OLG München – Az.: 34 Wx 302/17 – Beschluss vom 22.12.2017

I. Die Beschwerde des Beteiligten gegen den Beschluss des Amtsgerichts München vom 4. Juli 2017 wird zurückgewiesen.

II. Der Geschäftswert des Beschwerdeverfahrens wird auf 155.250 € festgesetzt.

Gründe

I.

Der Beteiligte ist aufgrund Auflassung vom 22.8.2006 seit 30.6.2011 als Eigentümer der mit dem aufzubietenden Grundpfandrecht belasteten Wohnung im Wohnungseigentumsgrundbuch eingetragen. In der Dritten Abteilung des Grundbuchs ist unter lfd. Nr. 3 seit 15.12.2006 zu seinen Gunsten eine verzinsliche Grundschuld über 155.250 €, für die die Erteilung eines Briefs nicht ausgeschlossen ist, unter Bezugnahme auf die notarielle Bewilligungsurkunde vom 10.11.2006 eingetragen.

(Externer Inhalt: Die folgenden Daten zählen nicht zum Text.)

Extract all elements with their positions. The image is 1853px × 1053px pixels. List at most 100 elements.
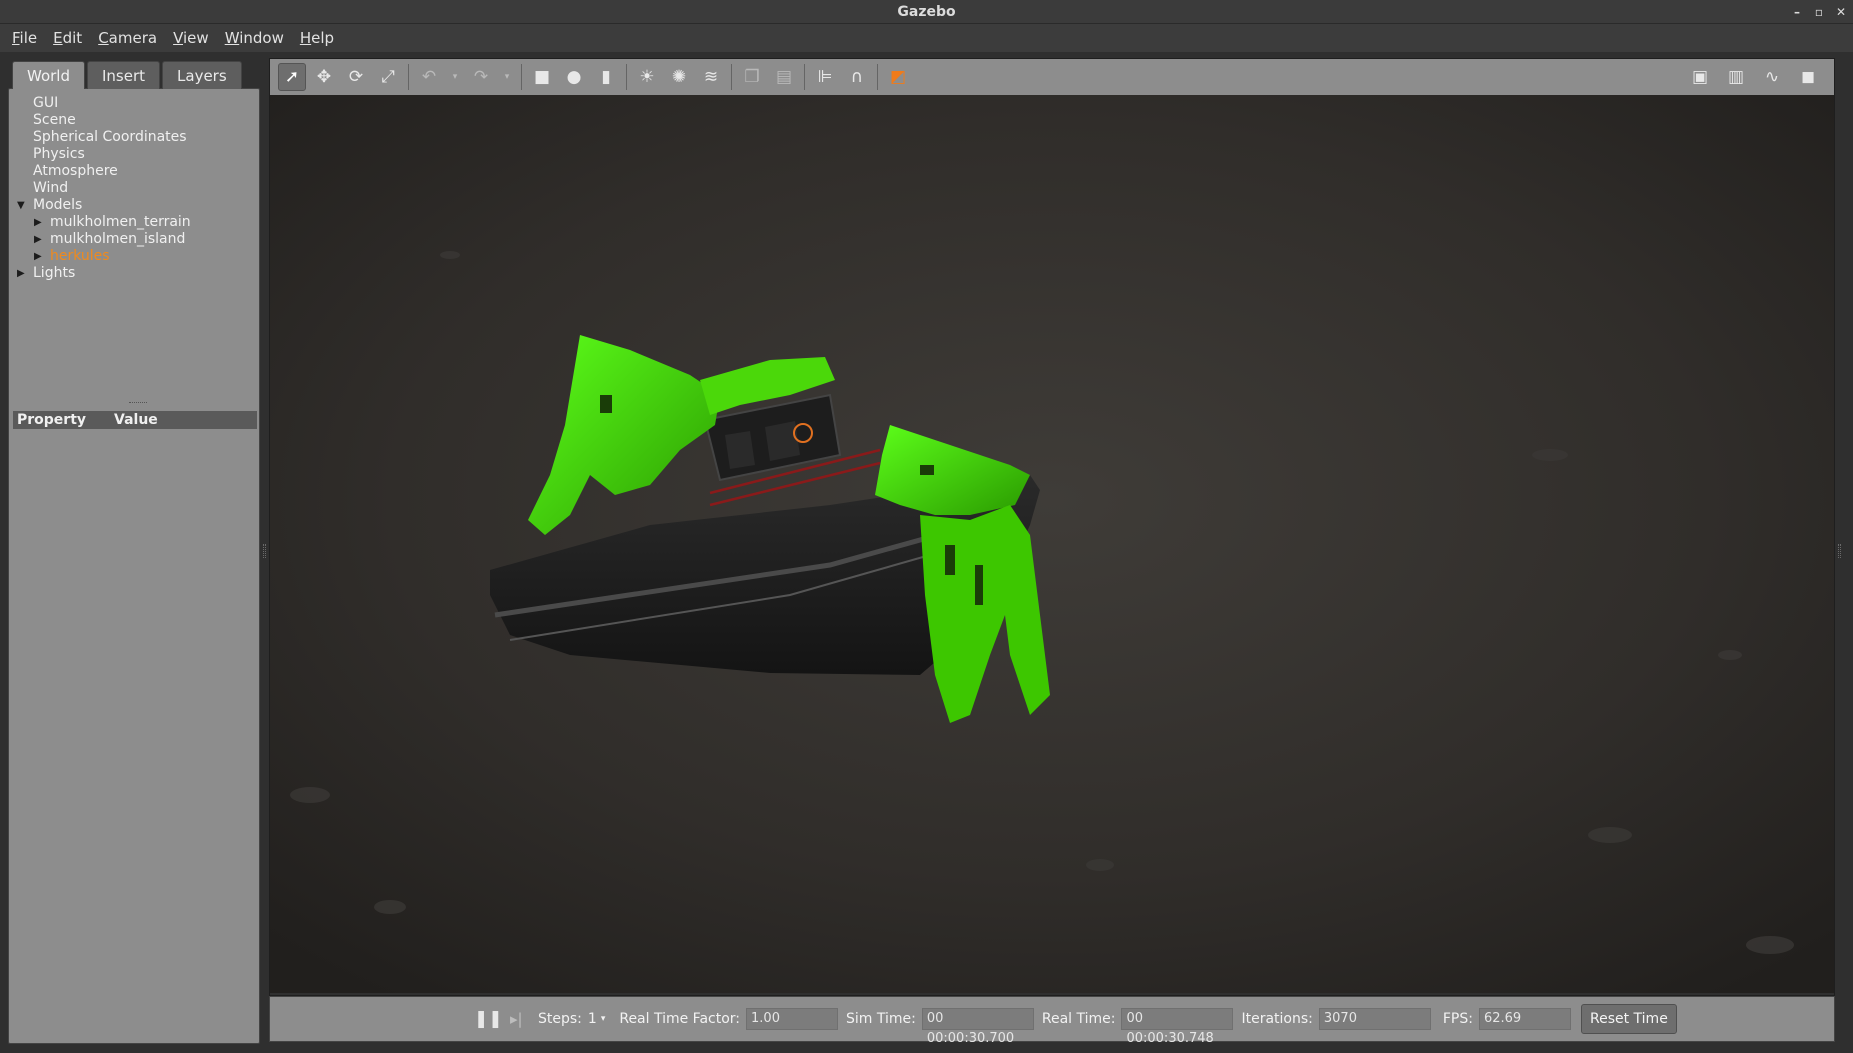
tree-item-spherical-coordinates[interactable]: Spherical Coordinates [9,129,259,146]
world-panel-body: GUI Scene Spherical Coordinates Physics Atmo… [8,88,260,1044]
left-panel-tabs: World Insert Layers [12,61,242,89]
steps-dropdown-icon[interactable]: ▾ [601,1014,606,1024]
right-panel-resize-handle[interactable] [1838,544,1841,558]
3d-scene[interactable] [270,95,1834,993]
menu-help-label: elp [311,29,335,47]
left-panel-resize-handle[interactable] [263,544,266,558]
menu-file[interactable]: File [4,24,45,52]
menu-camera[interactable]: Camera [90,24,165,52]
tree-item-herkules[interactable]: ▶ herkules [9,248,259,265]
expand-arrow-right-icon[interactable]: ▶ [34,248,42,265]
tree-item-mulkholmen-terrain[interactable]: ▶ mulkholmen_terrain [9,214,259,231]
undo-icon[interactable]: ↶ [415,63,443,91]
fps-field: 62.69 [1478,1008,1571,1030]
menu-edit-label: dit [62,29,83,47]
tree-item-label: Atmosphere [33,163,118,179]
iterations-label: Iterations: [1241,1011,1313,1027]
tree-item-lights[interactable]: ▶ Lights [9,265,259,282]
menu-file-mnemonic: F [12,29,20,47]
toolbar-separator [521,64,522,90]
tree-item-wind[interactable]: Wind [9,180,259,197]
tree-item-label: GUI [33,95,59,111]
scene-render [270,95,1834,993]
tree-item-physics[interactable]: Physics [9,146,259,163]
terrain-ground [270,95,1834,993]
tree-item-label: mulkholmen_terrain [50,214,191,230]
maximize-icon[interactable]: ▫ [1813,0,1825,24]
tab-layers[interactable]: Layers [162,61,242,89]
property-header: Property Value [13,411,257,429]
align-icon[interactable]: ⊫ [811,63,839,91]
redo-icon[interactable]: ↷ [467,63,495,91]
minimize-icon[interactable]: – [1791,0,1803,24]
cylinder-shape-icon[interactable]: ▮ [592,63,620,91]
toolbar-separator [877,64,878,90]
window-controls: – ▫ ✕ [1791,0,1847,24]
scale-mode-icon[interactable]: ⤢ [374,63,402,91]
tab-world[interactable]: World [12,61,85,89]
sphere-shape-icon[interactable]: ● [560,63,588,91]
menu-view-mnemonic: V [173,29,184,47]
redo-dropdown-icon[interactable]: ▾ [499,63,515,91]
menu-window[interactable]: Window [217,24,292,52]
rotate-mode-icon[interactable]: ⟳ [342,63,370,91]
expand-arrow-right-icon[interactable]: ▶ [17,265,25,282]
tree-item-models[interactable]: ▼ Models [9,197,259,214]
menu-file-label: ile [19,29,38,47]
menu-bar: File Edit Camera View Window Help [0,24,1853,52]
tree-item-label: Spherical Coordinates [33,129,187,145]
tree-item-mulkholmen-island[interactable]: ▶ mulkholmen_island [9,231,259,248]
window-titlebar: Gazebo – ▫ ✕ [0,0,1853,24]
menu-window-mnemonic: W [224,29,240,47]
point-light-icon[interactable]: ☀ [633,63,661,91]
step-icon[interactable]: ▸| [510,1010,530,1028]
menu-view-label: iew [183,29,209,47]
expand-arrow-right-icon[interactable]: ▶ [34,214,42,231]
tree-item-label: herkules [50,248,110,264]
translate-mode-icon[interactable]: ✥ [310,63,338,91]
tree-item-gui[interactable]: GUI [9,95,259,112]
sim-time-field: 00 00:00:30.700 [921,1008,1034,1046]
steps-value[interactable]: 1 [588,1011,597,1027]
menu-help[interactable]: Help [292,24,342,52]
select-mode-icon[interactable]: ➚ [278,63,306,91]
rtf-label: Real Time Factor: [619,1011,741,1027]
render-viewport: ➚ ✥ ⟳ ⤢ ↶ ▾ ↷ ▾ ■ ● ▮ ☀ ✺ ≋ ❐ ▤ ⊫ ∩ ◩ ▣ ▥ ∿ ◼ [269,58,1835,996]
world-tree: GUI Scene Spherical Coordinates Physics Atmo… [9,95,259,282]
reset-time-button[interactable]: Reset Time [1580,1004,1677,1034]
snap-icon[interactable]: ∩ [843,63,871,91]
view-angle-icon[interactable]: ◩ [884,63,912,91]
paste-icon[interactable]: ▤ [770,63,798,91]
tree-item-scene[interactable]: Scene [9,112,259,129]
menu-view[interactable]: View [165,24,217,52]
wheelhouse-window [725,431,755,469]
toolbar-separator [408,64,409,90]
close-icon[interactable]: ✕ [1835,0,1847,24]
pause-icon[interactable]: ❚❚ [474,1009,503,1029]
copy-icon[interactable]: ❐ [738,63,766,91]
expand-arrow-down-icon[interactable]: ▼ [17,197,25,214]
panel-splitter[interactable] [129,402,147,404]
tree-item-label: mulkholmen_island [50,231,186,247]
directional-light-icon[interactable]: ≋ [697,63,725,91]
log-icon[interactable]: ▥ [1722,63,1750,91]
tree-item-label: Physics [33,146,85,162]
screenshot-icon[interactable]: ▣ [1686,63,1714,91]
undo-dropdown-icon[interactable]: ▾ [447,63,463,91]
expand-arrow-right-icon[interactable]: ▶ [34,231,42,248]
menu-camera-label: amera [108,29,158,47]
toolbar-separator [731,64,732,90]
tree-item-atmosphere[interactable]: Atmosphere [9,163,259,180]
spot-light-icon[interactable]: ✺ [665,63,693,91]
tab-insert[interactable]: Insert [87,61,161,89]
menu-edit-mnemonic: E [53,29,63,47]
box-shape-icon[interactable]: ■ [528,63,556,91]
iterations-field: 3070 [1318,1008,1431,1030]
sim-time-label: Sim Time: [846,1011,916,1027]
fps-label: FPS: [1442,1011,1473,1027]
rtf-field: 1.00 [746,1008,839,1030]
plot-icon[interactable]: ∿ [1758,63,1786,91]
record-video-icon[interactable]: ◼ [1794,63,1822,91]
menu-edit[interactable]: Edit [45,24,90,52]
tree-item-label: Models [33,197,83,213]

Mit Anwaltsschriftsatz vom 8.3.2017 beantragte der Beteiligte wegen dieser Grundschuld die Durchführung eines Aufgebotsverfahrens zum Ausschluss unbekannter Gläubiger. Zur Begründung machte er geltend, er habe die als sofort fälliges Recht bestellte Grundschuld zu unterschriftsbeglaubigter Urkunde (ebenfalls) vom 10.11.2006 an eine Gesellschaft in der Rechtsform einer Limited mit Sitz in Kanada abgetreten und werde nun von einer Gesellschaft in der Rechtsform einer GmbH mit Sitz in Deutschland auf Zahlung in Anspruch genommen. Diese berühme sich der Briefgrundschuld unter Verweis auf eine Abtretungsvereinbarung vom 1.3.2016, nach deren Inhalt die Briefgrundschuld von der ersten Zessionarin an eine unter identischer Adresse in Kanada residierende Gesellschaft in der Rechtsform der Corporation (Namenszusatz: Inc.) und von dieser an die sich als Gläubigerin bezeichnende GmbH jeweils unter Übergabe des Grundschuldbriefs abgetreten worden sei. Der aus Anlass der ersten Abtretung an die Zessionarin verschickte Grundschuldbrief sei jedoch nach den – trotz entsprechender Aufforderung nicht näher erläuterten – Angaben der Anspruchstellerin nicht mehr im Original vorhanden; der Verbleib sei ihm, dem Beteiligten, trotz Nachfragen bei der angeblichen Gläubigerin und deren anwaltlichen Vertreter nicht bekannt.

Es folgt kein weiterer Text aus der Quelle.